Он прощал её только за складные ножки, особенно в щиколотках. – Прощаю, так и быть, – воскликнул Чен.
– И за это спасибо. – Честно и безалаберно согласилась Лефтинка.
– Я не за то, – спокойно продолжал Пушкин, – вот вы дуэль, говорите. Да мне же завтра тоже с утра стреляться. Совсем забыл—с. Вы мне оба напомнили ОГПУ: на честную дуэль они не готовы, а как пошутковать с карабином по людишкам, так хлебом не корми! Хотя… в каком это злом веке было? Я этого не должен бы знать. Где у вас тут часы? (Компьютер показывал двадцать один час пятьдесят девять минут 2009 года) Пойду ужо, однако. Лошади—вот должны покушать. Трудный денёк завтра—с. Трудный, да.
– «Ужо, однако, лошадей» – насмехается умом Чен Джу. – Эх, классики, классики… ещё бы с ложечки лошадей—то ваших! Я бы в то упомянутое время ОГПУ за ваше «ужо»! К стенке бы инкриминировал. – Ну, прощайте, Александр, не до правописания вам, понимаю—с… Вы уж не сильно там. Не перестарайтесь. Бегите, если что, прыгайте вбок. Там есть такой овражек… Впрочем, нет, обрыв это у Миши Лермонтова. Этот тоже – романтик и стреляльщик по пустякам. За пару обидных слов готов бежать в тир.
– Вот у нас сейчас всё не так: усраться, да я б за падло с этим… стрелять меня – не перестрелять!
Но не стал дальше расстраивать Пушкина Ченджу. Затейливо и как то по—старорежимному добро он обнял Александра за плечи и вытолкнул многодетного самоубийцу за дверь.
Створка прищемила Александру край черного сюртука. Край треснул. Так с надорваным краем сюртук и попал в музей. А все думали: – результат после стрелялки – когда за карету зацепились, втаскивая едва теплящееся тело героя.
Тихо и невесело проходит оставшееся время.
– До чего оставшееся? – спрашивает дотошный Порфирий. Он всё это только что прочел.
За окном сценария сильно повечерело, что бы только не видеть противную морду этого вредного, доморощенного критика.
– Не может за сценарием вечереть, – говорит Порфирий, – в сценарии нет окна.
– Какой вредный этот Сергеич!
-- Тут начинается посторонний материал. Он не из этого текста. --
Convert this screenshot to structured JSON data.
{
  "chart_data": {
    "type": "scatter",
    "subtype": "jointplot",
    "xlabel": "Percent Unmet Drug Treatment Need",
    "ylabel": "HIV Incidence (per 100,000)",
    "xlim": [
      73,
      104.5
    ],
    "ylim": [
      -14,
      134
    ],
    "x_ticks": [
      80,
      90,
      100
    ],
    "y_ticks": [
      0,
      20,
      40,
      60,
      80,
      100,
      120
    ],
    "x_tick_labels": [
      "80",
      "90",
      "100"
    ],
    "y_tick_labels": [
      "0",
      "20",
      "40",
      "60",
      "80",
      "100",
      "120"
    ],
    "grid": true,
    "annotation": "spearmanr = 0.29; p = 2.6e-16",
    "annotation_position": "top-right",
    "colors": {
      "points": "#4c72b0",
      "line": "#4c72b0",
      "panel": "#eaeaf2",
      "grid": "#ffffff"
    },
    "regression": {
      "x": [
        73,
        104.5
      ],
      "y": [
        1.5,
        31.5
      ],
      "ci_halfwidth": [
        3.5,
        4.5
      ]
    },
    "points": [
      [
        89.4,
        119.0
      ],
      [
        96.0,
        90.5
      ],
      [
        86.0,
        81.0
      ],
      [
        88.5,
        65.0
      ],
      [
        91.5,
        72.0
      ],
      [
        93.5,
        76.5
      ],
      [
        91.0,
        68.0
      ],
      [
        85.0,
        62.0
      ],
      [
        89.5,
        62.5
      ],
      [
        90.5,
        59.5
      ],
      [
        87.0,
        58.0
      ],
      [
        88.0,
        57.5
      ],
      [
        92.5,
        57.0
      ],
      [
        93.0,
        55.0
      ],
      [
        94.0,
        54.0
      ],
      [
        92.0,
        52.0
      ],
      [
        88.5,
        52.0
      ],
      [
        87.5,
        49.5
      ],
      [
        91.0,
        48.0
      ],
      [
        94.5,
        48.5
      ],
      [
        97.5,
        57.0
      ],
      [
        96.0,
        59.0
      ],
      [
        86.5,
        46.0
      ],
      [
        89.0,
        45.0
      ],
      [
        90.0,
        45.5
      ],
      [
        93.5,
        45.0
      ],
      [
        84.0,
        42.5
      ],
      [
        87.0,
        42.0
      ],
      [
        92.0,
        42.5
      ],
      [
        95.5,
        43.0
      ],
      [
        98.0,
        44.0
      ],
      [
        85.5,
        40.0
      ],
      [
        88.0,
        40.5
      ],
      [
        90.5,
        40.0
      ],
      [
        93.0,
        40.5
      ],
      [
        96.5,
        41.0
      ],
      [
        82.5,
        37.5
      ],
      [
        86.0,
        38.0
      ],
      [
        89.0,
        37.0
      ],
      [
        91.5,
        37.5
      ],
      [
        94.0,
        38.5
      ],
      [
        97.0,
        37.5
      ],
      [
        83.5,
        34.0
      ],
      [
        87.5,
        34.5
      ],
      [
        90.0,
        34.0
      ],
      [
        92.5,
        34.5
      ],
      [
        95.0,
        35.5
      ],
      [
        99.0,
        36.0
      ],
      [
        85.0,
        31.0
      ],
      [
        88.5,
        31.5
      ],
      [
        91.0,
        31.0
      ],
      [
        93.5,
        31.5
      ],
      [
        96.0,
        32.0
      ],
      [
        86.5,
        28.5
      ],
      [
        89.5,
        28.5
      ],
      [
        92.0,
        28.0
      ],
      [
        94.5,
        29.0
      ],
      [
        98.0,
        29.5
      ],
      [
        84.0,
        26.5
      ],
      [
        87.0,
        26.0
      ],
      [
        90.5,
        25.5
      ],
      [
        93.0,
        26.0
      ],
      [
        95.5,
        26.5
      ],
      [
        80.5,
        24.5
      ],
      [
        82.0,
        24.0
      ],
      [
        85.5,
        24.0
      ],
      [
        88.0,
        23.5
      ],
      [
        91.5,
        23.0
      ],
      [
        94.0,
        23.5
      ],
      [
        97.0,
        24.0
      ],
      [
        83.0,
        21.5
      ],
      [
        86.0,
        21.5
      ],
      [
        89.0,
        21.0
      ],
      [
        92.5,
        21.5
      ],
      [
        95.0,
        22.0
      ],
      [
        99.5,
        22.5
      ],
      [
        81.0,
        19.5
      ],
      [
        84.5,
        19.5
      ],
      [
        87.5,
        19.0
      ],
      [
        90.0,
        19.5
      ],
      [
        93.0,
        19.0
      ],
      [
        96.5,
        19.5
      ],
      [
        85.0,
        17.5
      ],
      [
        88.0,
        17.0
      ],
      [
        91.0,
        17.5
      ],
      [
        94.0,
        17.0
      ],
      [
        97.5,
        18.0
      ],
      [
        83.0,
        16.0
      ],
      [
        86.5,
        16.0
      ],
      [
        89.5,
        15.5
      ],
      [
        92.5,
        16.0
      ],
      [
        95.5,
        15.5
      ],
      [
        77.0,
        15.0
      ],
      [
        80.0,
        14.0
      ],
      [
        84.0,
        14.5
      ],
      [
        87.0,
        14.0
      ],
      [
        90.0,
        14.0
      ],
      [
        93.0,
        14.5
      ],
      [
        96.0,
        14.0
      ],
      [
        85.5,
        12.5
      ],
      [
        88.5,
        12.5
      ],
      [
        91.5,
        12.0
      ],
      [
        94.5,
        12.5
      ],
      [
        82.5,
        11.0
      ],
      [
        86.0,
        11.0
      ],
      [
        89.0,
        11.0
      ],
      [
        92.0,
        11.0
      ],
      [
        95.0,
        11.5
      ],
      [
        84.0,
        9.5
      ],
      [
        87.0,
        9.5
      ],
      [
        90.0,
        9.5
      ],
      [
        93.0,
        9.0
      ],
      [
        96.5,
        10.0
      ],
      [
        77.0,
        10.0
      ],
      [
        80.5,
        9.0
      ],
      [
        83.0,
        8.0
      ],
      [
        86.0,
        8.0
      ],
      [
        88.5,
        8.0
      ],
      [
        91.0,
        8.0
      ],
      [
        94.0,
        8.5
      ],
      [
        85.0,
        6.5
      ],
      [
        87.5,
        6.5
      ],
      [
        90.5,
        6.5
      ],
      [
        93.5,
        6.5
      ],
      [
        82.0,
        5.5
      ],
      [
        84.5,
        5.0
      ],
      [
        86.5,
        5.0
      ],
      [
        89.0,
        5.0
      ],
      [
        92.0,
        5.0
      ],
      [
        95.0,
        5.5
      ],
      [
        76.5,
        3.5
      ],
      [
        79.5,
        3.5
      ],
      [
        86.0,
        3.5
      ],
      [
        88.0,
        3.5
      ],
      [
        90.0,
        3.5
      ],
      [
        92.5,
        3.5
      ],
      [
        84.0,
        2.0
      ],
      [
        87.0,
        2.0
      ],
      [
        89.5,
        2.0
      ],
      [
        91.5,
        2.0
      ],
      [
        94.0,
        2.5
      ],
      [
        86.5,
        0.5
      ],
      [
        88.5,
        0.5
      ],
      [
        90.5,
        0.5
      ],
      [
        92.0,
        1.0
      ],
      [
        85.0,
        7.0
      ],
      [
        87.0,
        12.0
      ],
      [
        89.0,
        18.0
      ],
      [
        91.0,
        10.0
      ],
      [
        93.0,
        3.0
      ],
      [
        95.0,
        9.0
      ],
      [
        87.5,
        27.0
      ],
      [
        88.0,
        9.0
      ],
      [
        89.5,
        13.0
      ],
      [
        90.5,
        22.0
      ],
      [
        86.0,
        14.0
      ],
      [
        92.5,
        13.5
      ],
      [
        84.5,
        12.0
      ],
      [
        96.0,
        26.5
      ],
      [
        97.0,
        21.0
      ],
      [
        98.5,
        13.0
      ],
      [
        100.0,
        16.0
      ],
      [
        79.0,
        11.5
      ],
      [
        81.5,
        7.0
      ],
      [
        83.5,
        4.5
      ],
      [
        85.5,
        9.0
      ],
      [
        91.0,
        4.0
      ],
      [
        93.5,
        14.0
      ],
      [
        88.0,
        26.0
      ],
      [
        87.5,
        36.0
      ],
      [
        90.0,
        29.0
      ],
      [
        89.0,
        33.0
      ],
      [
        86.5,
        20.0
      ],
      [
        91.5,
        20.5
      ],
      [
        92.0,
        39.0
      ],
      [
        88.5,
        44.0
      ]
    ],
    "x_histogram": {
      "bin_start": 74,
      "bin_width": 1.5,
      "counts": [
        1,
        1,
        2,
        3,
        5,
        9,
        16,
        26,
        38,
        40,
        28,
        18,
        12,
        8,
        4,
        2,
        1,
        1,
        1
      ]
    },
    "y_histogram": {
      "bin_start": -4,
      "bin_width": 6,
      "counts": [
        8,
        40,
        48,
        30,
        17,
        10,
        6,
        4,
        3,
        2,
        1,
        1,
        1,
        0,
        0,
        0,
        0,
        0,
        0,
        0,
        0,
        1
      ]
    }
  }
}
Уменьшить на него страничную квоту.
Чехов, погрустив маленько над Сашкиной судьбой, выпросил ещё рюмку, хлобыснул её, с расстояния вытянутой руки плеснув в свой огромный рот, чмокнул Алефтину в оба запястья, стал снижаться к щиколоткам, но получив неожиданно ребром ладони по затылку, – прием самозащиты для подъездов, подсмотренный в телевизоре, – загрустил наподобие беззубой расчески, и стал сваливать до дому.